The sea bream fillet with a mushroom cream sauce was presented as a painting, complete with an eye-catching dollop of whipped purple sweet potato. The nicely cooked fish was literally buried under the generous ladling of mushrooms and sauce, but some of it can be scraped off to get to the main event. The mashed purple sweet potato, meanwhile, was sheer delight.
SegevArt (Credit: ANATOLY MICHAELO)
SegevArt (Credit: ANATOLY MICHAELO)
The filet in a cloud was a hefty medallion of filet mignon, lying under a large stalk of grilled bok choy and atop a pool of bright red curry sauce. The pairing of medium-rare steak with a bold curry sauce seemed a bit surprising at first; fortunately, the combination turned out remarkably well.
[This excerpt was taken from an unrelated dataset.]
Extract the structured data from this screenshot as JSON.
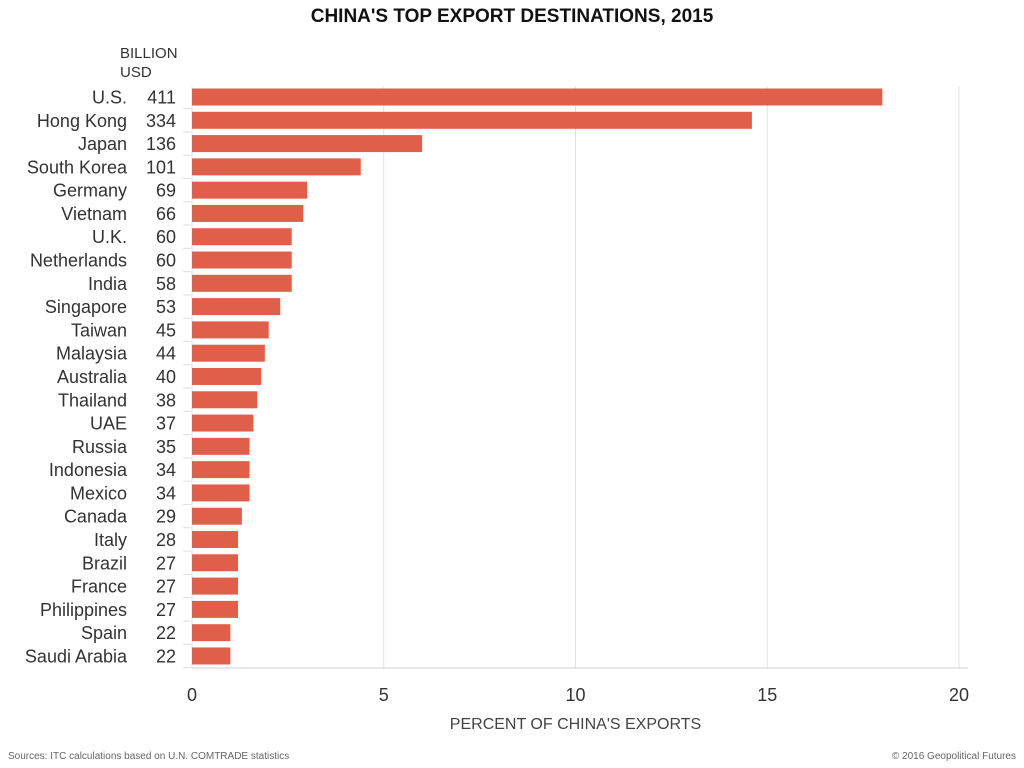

The international wine list is not extensive, but there is more than adequate availability by the glass, and plenty of premium vintages for those inclined to splurge.
We were treated to no fewer than four desserts, each more outlandishly presented than the next. One familiar sweet was the miniature cheesecakes presented as colors on a palette; it was great fun tasting and identifying the six colors, ranging from lemon and passion fruit to blueberry and chocolate.
Throughout the meal, the service was efficient, professional and knowledgeable, with tables cleared and silverware changed between courses. All in all, the experience of enjoying a meal at SegevArt is comprehensive and sensory.
SegevArt
Not kosher
16 Shenkar St. Herzliya
Tel. (077) 414-2025, ext. 2
The writer was a guest of the restaurant.